In 1999 King was awarded an Antarctic Artist Fellowship - a pivotal experience within her practice. Following her residency in Antarctica, scientists sent electron microscope images of diatoms (algae at the beginning of the food chain), to inform her celebrated Antarctic Heart series - an installation of video and sculpture shown in black light. The exhibition toured public galleries in New Zealand and Australia between 2001 and 2008, including the opening of Christchurch Art Gallery, Te Puna O Waiwhetu. King’s work continues to reference marine micro-organisms, corals and foraminifera.

Her vessel forms explore exploration and migration, nurturing and protection, life and survival. These works raise the urgency of conservation issues; the fragility of our environment and the global need for stewardship and protection of the natural world.
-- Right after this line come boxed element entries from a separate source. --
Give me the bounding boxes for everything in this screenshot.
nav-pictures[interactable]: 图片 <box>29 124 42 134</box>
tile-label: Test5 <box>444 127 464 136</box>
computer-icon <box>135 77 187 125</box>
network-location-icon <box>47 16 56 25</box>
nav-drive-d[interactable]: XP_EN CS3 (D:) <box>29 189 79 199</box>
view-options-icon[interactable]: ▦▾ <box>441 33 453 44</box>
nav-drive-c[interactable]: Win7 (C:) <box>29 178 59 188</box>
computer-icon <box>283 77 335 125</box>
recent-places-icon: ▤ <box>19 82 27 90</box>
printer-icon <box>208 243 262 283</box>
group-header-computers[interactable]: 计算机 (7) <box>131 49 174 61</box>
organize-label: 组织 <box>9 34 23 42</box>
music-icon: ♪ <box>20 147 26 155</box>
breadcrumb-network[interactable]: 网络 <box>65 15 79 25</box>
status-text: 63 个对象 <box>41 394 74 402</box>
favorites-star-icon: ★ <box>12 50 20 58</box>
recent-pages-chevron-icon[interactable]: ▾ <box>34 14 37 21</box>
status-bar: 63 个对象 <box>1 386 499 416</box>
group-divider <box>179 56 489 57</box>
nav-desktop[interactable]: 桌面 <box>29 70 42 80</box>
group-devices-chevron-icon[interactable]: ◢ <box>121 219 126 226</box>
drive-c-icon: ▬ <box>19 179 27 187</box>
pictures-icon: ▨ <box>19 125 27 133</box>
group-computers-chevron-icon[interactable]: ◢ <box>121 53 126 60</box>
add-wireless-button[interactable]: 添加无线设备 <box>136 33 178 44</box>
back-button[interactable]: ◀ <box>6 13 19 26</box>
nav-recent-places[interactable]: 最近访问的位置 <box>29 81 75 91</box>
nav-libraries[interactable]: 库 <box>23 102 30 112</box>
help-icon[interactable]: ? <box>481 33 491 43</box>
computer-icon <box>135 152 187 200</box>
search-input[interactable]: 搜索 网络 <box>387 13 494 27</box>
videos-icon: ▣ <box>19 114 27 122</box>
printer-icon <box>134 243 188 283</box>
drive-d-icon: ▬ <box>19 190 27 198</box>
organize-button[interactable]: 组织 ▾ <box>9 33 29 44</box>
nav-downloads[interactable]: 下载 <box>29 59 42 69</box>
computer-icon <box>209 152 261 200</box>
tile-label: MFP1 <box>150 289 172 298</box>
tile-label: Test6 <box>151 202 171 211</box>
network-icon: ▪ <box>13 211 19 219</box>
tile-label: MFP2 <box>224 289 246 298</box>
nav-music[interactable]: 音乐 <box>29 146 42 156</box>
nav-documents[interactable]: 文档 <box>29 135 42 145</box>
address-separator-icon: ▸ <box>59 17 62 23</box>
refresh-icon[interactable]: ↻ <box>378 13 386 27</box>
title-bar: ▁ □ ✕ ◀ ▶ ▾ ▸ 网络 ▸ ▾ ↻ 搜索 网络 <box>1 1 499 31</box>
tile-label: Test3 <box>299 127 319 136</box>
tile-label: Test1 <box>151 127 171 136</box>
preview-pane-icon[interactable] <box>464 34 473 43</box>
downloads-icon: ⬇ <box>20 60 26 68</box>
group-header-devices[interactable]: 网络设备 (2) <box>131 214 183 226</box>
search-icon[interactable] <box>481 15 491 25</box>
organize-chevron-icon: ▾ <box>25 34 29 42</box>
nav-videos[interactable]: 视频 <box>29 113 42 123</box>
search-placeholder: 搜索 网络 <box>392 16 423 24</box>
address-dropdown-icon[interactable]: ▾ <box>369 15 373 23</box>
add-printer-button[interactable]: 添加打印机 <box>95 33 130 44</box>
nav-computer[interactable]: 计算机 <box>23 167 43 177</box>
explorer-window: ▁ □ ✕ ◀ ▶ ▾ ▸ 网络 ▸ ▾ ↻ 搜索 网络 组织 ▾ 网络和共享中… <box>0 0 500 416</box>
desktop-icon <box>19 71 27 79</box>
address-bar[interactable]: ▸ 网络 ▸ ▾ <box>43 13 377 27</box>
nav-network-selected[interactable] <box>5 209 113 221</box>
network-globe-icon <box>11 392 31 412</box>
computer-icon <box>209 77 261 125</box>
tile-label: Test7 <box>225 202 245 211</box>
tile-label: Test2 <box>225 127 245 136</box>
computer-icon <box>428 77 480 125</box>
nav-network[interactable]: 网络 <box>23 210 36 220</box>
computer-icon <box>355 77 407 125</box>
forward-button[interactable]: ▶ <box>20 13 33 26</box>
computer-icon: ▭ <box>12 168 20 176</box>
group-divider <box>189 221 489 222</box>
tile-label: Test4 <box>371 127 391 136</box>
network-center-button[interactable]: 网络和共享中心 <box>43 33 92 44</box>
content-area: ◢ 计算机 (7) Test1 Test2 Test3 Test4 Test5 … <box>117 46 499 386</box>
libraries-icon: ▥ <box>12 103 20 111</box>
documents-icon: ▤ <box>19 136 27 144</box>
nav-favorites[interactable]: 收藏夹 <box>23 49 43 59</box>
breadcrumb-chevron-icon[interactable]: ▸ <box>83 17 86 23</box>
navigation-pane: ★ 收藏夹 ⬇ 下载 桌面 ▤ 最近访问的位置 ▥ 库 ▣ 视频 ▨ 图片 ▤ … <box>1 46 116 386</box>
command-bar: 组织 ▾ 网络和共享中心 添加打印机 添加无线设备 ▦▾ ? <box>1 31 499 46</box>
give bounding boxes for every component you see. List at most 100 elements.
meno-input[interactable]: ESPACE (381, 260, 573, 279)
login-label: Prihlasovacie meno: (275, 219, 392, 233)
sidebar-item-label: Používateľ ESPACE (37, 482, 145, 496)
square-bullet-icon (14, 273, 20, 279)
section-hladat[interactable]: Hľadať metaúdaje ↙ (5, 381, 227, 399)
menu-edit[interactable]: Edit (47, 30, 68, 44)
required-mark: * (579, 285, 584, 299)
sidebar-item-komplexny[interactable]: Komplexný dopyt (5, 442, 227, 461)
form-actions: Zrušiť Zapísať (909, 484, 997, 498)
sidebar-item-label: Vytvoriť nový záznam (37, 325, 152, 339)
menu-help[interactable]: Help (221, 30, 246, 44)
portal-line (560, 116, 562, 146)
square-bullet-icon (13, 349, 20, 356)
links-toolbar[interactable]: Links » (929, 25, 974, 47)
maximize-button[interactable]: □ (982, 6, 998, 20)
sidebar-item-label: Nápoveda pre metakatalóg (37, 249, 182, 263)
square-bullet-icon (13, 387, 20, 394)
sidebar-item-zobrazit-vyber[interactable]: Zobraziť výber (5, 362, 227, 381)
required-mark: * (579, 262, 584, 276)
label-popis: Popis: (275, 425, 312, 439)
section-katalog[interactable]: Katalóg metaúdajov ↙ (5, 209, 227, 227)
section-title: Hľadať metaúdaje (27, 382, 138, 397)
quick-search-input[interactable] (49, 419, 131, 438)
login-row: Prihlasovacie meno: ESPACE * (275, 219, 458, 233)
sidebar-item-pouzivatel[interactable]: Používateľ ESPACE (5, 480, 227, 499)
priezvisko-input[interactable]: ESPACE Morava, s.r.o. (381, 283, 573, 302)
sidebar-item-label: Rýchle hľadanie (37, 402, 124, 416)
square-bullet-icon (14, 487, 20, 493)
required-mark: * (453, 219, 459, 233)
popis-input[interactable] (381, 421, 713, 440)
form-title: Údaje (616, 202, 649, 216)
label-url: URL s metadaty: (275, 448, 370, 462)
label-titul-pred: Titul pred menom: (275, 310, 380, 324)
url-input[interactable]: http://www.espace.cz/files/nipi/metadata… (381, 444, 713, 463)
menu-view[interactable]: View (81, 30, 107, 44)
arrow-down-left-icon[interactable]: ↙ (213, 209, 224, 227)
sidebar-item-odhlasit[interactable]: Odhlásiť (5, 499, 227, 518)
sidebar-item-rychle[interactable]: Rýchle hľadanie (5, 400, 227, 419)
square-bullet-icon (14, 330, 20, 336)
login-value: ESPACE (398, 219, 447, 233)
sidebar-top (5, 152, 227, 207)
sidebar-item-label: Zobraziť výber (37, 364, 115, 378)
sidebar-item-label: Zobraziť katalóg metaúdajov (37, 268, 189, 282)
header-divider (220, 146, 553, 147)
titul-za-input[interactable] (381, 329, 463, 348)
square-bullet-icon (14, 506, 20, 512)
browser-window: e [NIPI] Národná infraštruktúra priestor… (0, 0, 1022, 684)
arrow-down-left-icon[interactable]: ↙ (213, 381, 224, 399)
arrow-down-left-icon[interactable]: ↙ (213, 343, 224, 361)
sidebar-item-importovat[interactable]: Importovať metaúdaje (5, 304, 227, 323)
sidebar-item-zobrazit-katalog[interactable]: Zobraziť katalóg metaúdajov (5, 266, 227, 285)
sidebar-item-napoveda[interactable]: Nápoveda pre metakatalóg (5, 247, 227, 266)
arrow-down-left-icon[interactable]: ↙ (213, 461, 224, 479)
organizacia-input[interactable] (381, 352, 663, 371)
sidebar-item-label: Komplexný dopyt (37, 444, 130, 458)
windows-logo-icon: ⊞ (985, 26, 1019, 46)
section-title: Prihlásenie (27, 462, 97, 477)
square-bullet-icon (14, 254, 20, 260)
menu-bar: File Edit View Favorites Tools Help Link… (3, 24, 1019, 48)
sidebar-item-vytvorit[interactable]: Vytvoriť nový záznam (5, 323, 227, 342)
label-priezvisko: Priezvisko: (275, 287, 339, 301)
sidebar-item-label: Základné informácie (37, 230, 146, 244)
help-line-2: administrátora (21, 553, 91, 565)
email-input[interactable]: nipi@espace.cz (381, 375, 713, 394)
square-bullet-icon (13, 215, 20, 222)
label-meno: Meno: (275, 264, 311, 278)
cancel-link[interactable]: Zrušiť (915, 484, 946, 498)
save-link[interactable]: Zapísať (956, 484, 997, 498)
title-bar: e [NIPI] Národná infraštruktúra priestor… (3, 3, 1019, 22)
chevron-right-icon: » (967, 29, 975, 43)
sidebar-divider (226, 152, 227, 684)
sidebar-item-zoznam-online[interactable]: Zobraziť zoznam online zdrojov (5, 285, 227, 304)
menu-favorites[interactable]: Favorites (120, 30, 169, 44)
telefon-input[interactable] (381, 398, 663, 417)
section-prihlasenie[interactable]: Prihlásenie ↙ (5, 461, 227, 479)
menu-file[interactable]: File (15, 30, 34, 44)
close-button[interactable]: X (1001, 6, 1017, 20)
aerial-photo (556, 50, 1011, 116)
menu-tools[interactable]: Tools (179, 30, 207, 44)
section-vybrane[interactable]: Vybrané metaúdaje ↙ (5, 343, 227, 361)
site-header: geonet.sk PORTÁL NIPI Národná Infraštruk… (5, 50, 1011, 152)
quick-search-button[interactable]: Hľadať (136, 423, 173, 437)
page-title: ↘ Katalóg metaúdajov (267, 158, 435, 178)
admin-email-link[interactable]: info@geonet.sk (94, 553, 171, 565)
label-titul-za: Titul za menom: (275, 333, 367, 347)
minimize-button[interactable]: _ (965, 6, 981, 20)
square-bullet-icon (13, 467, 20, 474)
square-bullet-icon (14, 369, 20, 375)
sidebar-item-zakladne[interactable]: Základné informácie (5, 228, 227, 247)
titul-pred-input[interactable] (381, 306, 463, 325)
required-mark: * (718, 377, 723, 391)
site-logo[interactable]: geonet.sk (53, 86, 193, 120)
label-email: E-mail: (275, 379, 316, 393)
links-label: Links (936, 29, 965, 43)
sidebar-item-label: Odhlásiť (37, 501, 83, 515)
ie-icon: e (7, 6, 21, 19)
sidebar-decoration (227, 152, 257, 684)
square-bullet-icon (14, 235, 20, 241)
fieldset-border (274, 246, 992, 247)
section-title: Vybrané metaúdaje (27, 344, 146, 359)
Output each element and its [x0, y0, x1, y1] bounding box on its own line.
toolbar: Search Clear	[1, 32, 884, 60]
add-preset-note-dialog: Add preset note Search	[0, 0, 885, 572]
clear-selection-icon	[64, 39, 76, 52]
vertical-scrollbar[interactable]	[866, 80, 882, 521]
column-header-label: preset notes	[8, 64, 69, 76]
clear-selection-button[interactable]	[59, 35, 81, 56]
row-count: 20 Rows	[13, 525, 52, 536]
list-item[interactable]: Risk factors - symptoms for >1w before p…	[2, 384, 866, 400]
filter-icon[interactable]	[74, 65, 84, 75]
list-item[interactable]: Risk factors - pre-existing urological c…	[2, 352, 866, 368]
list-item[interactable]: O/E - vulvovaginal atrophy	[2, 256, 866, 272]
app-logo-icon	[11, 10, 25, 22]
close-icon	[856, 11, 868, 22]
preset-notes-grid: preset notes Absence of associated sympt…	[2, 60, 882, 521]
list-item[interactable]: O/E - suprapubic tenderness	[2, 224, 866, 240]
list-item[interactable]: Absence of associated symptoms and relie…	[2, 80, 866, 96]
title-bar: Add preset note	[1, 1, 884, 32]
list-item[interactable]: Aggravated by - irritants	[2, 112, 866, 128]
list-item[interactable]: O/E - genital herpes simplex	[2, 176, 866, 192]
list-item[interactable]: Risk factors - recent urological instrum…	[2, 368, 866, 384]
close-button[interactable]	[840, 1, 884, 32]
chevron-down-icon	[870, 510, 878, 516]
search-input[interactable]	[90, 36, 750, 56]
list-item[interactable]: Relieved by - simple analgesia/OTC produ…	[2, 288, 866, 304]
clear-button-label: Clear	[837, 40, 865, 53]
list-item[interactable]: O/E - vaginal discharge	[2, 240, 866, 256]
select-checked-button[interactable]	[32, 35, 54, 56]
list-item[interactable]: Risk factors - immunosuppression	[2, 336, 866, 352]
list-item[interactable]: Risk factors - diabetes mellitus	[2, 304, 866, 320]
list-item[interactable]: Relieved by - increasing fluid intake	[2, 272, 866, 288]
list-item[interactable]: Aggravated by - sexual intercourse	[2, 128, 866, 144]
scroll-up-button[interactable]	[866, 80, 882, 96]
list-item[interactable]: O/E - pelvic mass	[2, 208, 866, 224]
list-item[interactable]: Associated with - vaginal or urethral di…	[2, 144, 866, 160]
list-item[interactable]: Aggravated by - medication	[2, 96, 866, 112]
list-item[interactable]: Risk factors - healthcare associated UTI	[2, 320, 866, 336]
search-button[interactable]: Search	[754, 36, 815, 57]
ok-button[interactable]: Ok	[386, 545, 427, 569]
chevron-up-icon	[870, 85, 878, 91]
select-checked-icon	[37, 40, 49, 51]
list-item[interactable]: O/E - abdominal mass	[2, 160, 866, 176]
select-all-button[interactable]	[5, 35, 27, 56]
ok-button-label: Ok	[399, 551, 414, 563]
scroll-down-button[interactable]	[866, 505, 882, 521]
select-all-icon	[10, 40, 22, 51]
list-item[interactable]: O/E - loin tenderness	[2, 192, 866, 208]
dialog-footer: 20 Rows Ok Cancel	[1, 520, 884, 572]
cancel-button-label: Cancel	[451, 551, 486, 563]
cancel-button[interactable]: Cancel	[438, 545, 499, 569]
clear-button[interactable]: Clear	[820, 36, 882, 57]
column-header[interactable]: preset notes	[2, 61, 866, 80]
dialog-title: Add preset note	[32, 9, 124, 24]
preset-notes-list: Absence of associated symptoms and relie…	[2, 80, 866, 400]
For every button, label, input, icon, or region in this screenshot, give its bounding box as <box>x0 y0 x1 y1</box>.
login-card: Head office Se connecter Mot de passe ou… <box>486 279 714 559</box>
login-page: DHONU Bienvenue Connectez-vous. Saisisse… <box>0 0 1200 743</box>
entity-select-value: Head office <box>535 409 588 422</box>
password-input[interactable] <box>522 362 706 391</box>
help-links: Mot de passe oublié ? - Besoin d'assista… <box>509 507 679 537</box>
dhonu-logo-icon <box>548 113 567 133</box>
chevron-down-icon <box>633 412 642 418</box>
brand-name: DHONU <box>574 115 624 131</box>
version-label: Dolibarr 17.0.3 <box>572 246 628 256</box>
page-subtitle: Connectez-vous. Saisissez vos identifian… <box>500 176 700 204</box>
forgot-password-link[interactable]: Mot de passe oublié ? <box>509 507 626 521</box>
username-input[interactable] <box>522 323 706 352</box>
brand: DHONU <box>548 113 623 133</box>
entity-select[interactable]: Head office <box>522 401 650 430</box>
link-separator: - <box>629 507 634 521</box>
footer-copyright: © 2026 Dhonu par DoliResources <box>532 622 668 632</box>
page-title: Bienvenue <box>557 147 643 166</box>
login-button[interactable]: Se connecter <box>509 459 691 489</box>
Since then, King has built an impressive resume of projects throughout the country and the world. She designed two significant public footbridges in Auckland; Rewarewa Creek, 1997, and Aramarama Millennium, at Mission Bay, 2000. In 2008, King was commissioned to create the David Lange Memorial in Otahuhu, Auckland and in 2013, a six metre sculpture, Hinaki Guardian, was commissioned for Hobsonville Wharf. Woman of Words, a unique figurative sculpture celebrating the life of Katherine Mansfield was installed in Lambton Quay, Wellington in 2013 and Heart of Oak was suspended in the Ohinetahi Gardens in Christchurch the following year.

King has been a regular exhibitor at ‘Sculpture on the Gulf’ on Waiheke Island as well as participating in ‘Sculpture by the Sea’ in Bondi and Perth.

In 2019 King was honoured to be invited by the European Cultural Centre to exhibit at Palazzo Bembo during Venice Biennale. This invitation was a powerful affirmation and celebration of her extensive body of work and position as one of New Zealand’s leading sculptors. By exhibiting in the collateral exhibition Personal Structures Pacific Light, her environmental concerns were brought to the world stage.